Snorkelling in the sea off Looe is an amazing way to have a close encounter with the marine habitats in the Looe Voluntary Marine Conservation Area (VMCA). And getting wet is one of the best ways to get acquainted with some of the wonderful creatures just below the surface!
Locations in Looe
In favourable conditions, there is a choice of locations for snorkelling from the seashore. (Grid references are supplied for key habitats.)
- Hannafore, West Looe: Rocky shore/reef (SX258528 to SX258522).
- East Looe: Rocky seashore at Second Beach (SX259533). Eel Grass Beds (approx SX259531).
• Portnadler Bay is a 15 minute walk west of Hannafore via the coastal path.
• Experienced snorkellers only may explore between Hannafore & Looe Island & around Looe Island.
Parking & Facilities
- Free parking along Marine Drive, Hannafore, West Looe.
- Parking in East Looe near beaches is very restricted.
- Toilets in East Looe on seafront, West Looe near Coastguard station.
- Any time of year. Sea temperature between 8 and 16C but can be 6C in winter.

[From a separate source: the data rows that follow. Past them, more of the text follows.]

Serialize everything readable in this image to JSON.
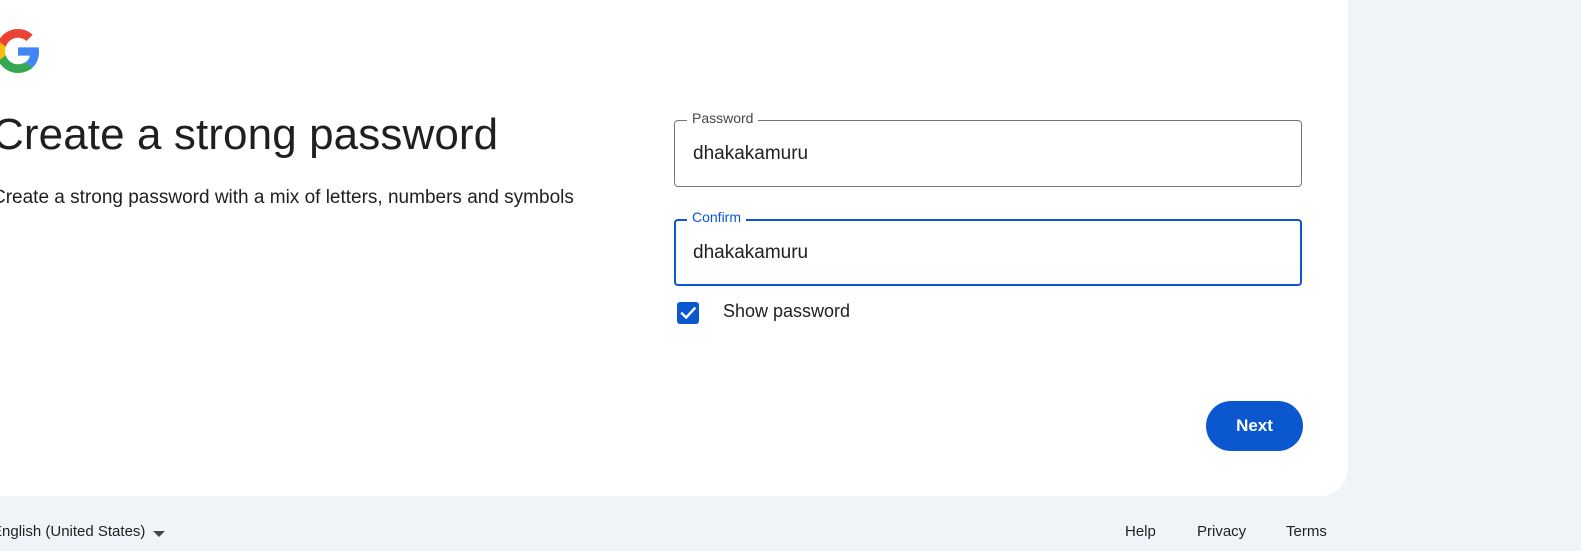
{
  "header": {
    "title": "Create a strong password",
    "subtitle": "Create a strong password with a mix of letters, numbers and symbols"
  },
  "form": {
    "password": {
      "label": "Password",
      "value": "dhakakamuru"
    },
    "confirm": {
      "label": "Confirm",
      "value": "dhakakamuru"
    },
    "show_password": {
      "label": "Show password",
      "checked": true
    },
    "next_label": "Next"
  },
  "footer": {
    "language": "English (United States)",
    "links": {
      "help": "Help",
      "privacy": "Privacy",
      "terms": "Terms"
    }
  },
  "icons": {
    "logo": "google-g-logo",
    "checkbox": "checkmark-icon",
    "dropdown": "caret-down-icon"
  },
  "colors": {
    "accent": "#0b57d0",
    "page_background": "#f0f4f9",
    "card_background": "#ffffff",
    "text": "#1f1f1f"
  }
}
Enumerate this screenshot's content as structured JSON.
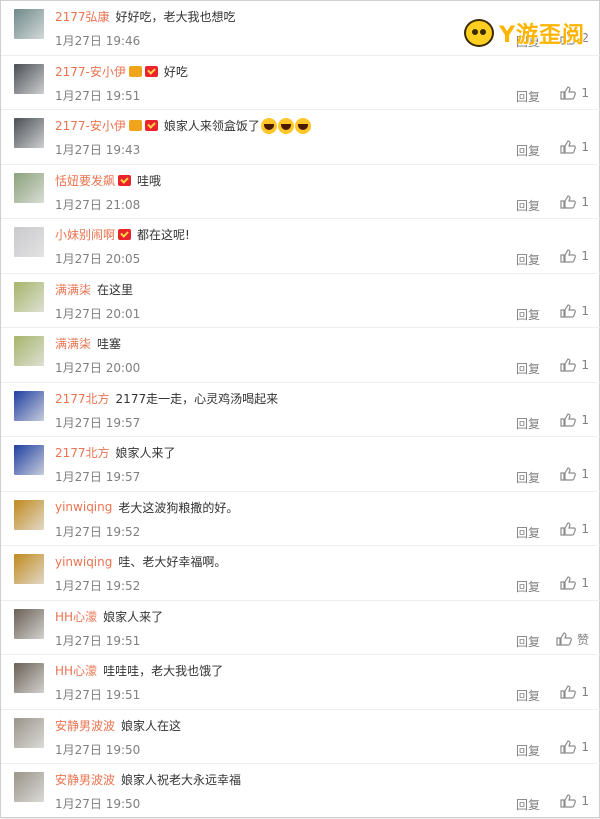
{
  "watermark": "Y游歪阅",
  "reply_label": "回复",
  "comments": [
    {
      "user": "2177弘康",
      "text": "好好吃，老大我也想吃",
      "time": "1月27日 19:46",
      "likes": "2",
      "badges": [],
      "emojis": 0,
      "avatar": "#6e8a8a"
    },
    {
      "user": "2177-安小伊",
      "text": "好吃",
      "time": "1月27日 19:51",
      "likes": "1",
      "badges": [
        "crown",
        "vip"
      ],
      "emojis": 0,
      "avatar": "#4a4f55"
    },
    {
      "user": "2177-安小伊",
      "text": "娘家人来领盒饭了",
      "time": "1月27日 19:43",
      "likes": "1",
      "badges": [
        "crown",
        "vip"
      ],
      "emojis": 3,
      "avatar": "#4a4f55"
    },
    {
      "user": "恬妞要发飙",
      "text": "哇哦",
      "time": "1月27日 21:08",
      "likes": "1",
      "badges": [
        "vip"
      ],
      "emojis": 0,
      "avatar": "#8ba27a"
    },
    {
      "user": "小妹别闹啊",
      "text": "都在这呢!",
      "time": "1月27日 20:05",
      "likes": "1",
      "badges": [
        "vip"
      ],
      "emojis": 0,
      "avatar": "#c9c9cc"
    },
    {
      "user": "满满柒",
      "text": "在这里",
      "time": "1月27日 20:01",
      "likes": "1",
      "badges": [],
      "emojis": 0,
      "avatar": "#a6b56a"
    },
    {
      "user": "满满柒",
      "text": "哇塞",
      "time": "1月27日 20:00",
      "likes": "1",
      "badges": [],
      "emojis": 0,
      "avatar": "#a6b56a"
    },
    {
      "user": "2177北方",
      "text": "2177走一走，心灵鸡汤喝起来",
      "time": "1月27日 19:57",
      "likes": "1",
      "badges": [],
      "emojis": 0,
      "avatar": "#1f3fa0"
    },
    {
      "user": "2177北方",
      "text": "娘家人来了",
      "time": "1月27日 19:57",
      "likes": "1",
      "badges": [],
      "emojis": 0,
      "avatar": "#1f3fa0"
    },
    {
      "user": "yinwiqing",
      "text": "老大这波狗粮撒的好。",
      "time": "1月27日 19:52",
      "likes": "1",
      "badges": [],
      "emojis": 0,
      "avatar": "#c08a1e"
    },
    {
      "user": "yinwiqing",
      "text": "哇、老大好幸福啊。",
      "time": "1月27日 19:52",
      "likes": "1",
      "badges": [],
      "emojis": 0,
      "avatar": "#c08a1e"
    },
    {
      "user": "HH心濛",
      "text": "娘家人来了",
      "time": "1月27日 19:51",
      "likes": "赞",
      "badges": [],
      "emojis": 0,
      "avatar": "#6a6055"
    },
    {
      "user": "HH心濛",
      "text": "哇哇哇，老大我也饿了",
      "time": "1月27日 19:51",
      "likes": "1",
      "badges": [],
      "emojis": 0,
      "avatar": "#6a6055"
    },
    {
      "user": "安静男波波",
      "text": "娘家人在这",
      "time": "1月27日 19:50",
      "likes": "1",
      "badges": [],
      "emojis": 0,
      "avatar": "#9a9488"
    },
    {
      "user": "安静男波波",
      "text": "娘家人祝老大永远幸福",
      "time": "1月27日 19:50",
      "likes": "1",
      "badges": [],
      "emojis": 0,
      "avatar": "#9a9488"
    }
  ]
}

- All you need is a good quality mask, snorkel & fins! But when snorkelling in water deeper than chest height, an inflatable high visibility buoy on a line is essential and a 5-7mm wetsuit, 3 -5mm gloves, and good quality wetsuit boots are highly recommended!
- Ensure you are physically fit to snorkel and always snorkel within the limits of your training & experience. You should snorkel with a partner.
- Check tide times carefully. Tide tables are also available in local shops.
- Check the weather forecast for the local area.
- Be aware of currents and boat traffic, especially in the harbour area off Hannafore & around Looe Island. Do not snorkel in or around Looe River or the harbour mouth (north of Basket Rock (OS ref SX257528) to avoid boat traffic & anglers off Banjo Pier.
- Always arrange shore cover (someone on shore who can watch over you & summon help if you are in difficulty). Always inform your shore cover when you expect to return & stay within their view at all times.
- Always tow a high visibility buoy behind you so you are easily seen by boat traffic & anyone on shore & as a means of support should you be tired.
- If you are cold stop snorkelling.
- Wear a T-shirt to cover your back – sun cream can pollute the seas.
- Do not touch wildlife & do not approach seals or dolphins, they can be dangerous.
Things to look out for
- Eelgrass beds (cuttlefish nursery), kelp forests, reefs.
- Often seen are ballan & corkwing wrasse, bass, pollack, cuttlefish, flatfish, dogfish, sand gobies, tompot blennies, sea cucumbers, edible crab, velvet swimming crab, spider crabs, hermit crabs, sea anemones, sponges & many species of snails.
- You may also see conger eels & ling.
- Rarely seen are pipefish & even seahorses!